I’m not sure what the solution is. Sometimes focusing on a seemingly unrelated rule can help. In my city, they found that cracking down on dog-fighting rings gave them a legal way to get warrants for suspected gang hangouts; then they realized that people running dog fights are not generally scrupulous about other laws, either, and kept going. The FBI now tracks animal cruelty cases, because it’s a pretty reliable marker for violence against people. Domestic abusers almost always beat their dogs, and I have read that most serial killers started with animal torture. Maybe it’s as simple as more enforcement of leash and licensing laws, making it less convenient to have an uncontrolled animal.
Some home insurers are starting to require that a dog have passed the Canine Good Citizen test in order to be covered. It’s certainly no guarantee, but it does require enough training to show basic control and could weed out some of the less than fully assed.
More children are killed by guns than by dogs, and guns really do have no other purpose than to kill.
Yea, dogs are kind of the opposite of kids, in my experience. I don’t know how many adults (teachers, etc.) have said of my kids “what delightful and respectful children you have,” my thought being “WTF, you’re speaking about my kids?”
In terms of repercussions, one of my dogs is pretty obedient and well-trained… meaning she won’t steal the roast from the table. If – and only if – you happen to be standing near by.

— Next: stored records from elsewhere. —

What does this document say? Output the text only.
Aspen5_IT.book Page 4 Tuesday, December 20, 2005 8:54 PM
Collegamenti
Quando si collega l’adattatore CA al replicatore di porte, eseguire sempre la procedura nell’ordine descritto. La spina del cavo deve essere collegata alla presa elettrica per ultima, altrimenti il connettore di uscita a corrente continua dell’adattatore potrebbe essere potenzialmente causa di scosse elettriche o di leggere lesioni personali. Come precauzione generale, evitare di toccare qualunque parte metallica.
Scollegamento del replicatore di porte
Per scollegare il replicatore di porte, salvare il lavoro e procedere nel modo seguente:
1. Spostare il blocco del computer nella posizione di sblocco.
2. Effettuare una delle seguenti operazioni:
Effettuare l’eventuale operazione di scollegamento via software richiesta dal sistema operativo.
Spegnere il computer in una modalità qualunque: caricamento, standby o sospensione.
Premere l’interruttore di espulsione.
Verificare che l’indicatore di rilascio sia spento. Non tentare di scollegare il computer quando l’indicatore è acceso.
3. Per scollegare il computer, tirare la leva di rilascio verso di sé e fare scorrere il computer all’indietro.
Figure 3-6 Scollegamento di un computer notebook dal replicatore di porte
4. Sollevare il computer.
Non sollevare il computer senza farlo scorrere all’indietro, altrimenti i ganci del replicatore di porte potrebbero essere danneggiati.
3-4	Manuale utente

Dogs are pretty smart, but they use that intelligence to figure out what they can get away with. Always.
Sounds an awful lot like kids! [winky face]
I personally am not too concerned about Breed Specific Laws, although I understand both sides of the debate well enough.
Your comments about law enforcement in your city are very interesting. What little data we do have, indicates that whatever dog breed is the favorite of violent criminals in any place and time, is the breed of dog that is most dangerous. Right now that’s certainly pit bulls, but that’s not always been true. I think that if every pit bull was euthanized and no other actions taken, someone would just create or find something equally deadly. Perhaps a new variant of King Charles Spaniel, I hear they are very vicious
But anyway I like science. I am sure that if we seriously collected and dispassionately analyzed the data - instead of keeping our heads in the sand or taking the word of a trade organization that has clear conflicts of interest - we’d have a better chance of finding the best path forward.
Oh, I can totally relate! I had a couple of parent/teacher conferences where I was like “Erhm, are you sure you aren’t reading the wrong files or something?”
Here is a video of a cat and a mouse who are friends - which obviously shatters the stereotype and clearly one can have their pet mouse play with cats and expect nothing to go wrong.
I dunno, if it takes a genetically modified mouse who can’t fear cats and super chill cat I don’t think the stereotype is budged one ounce!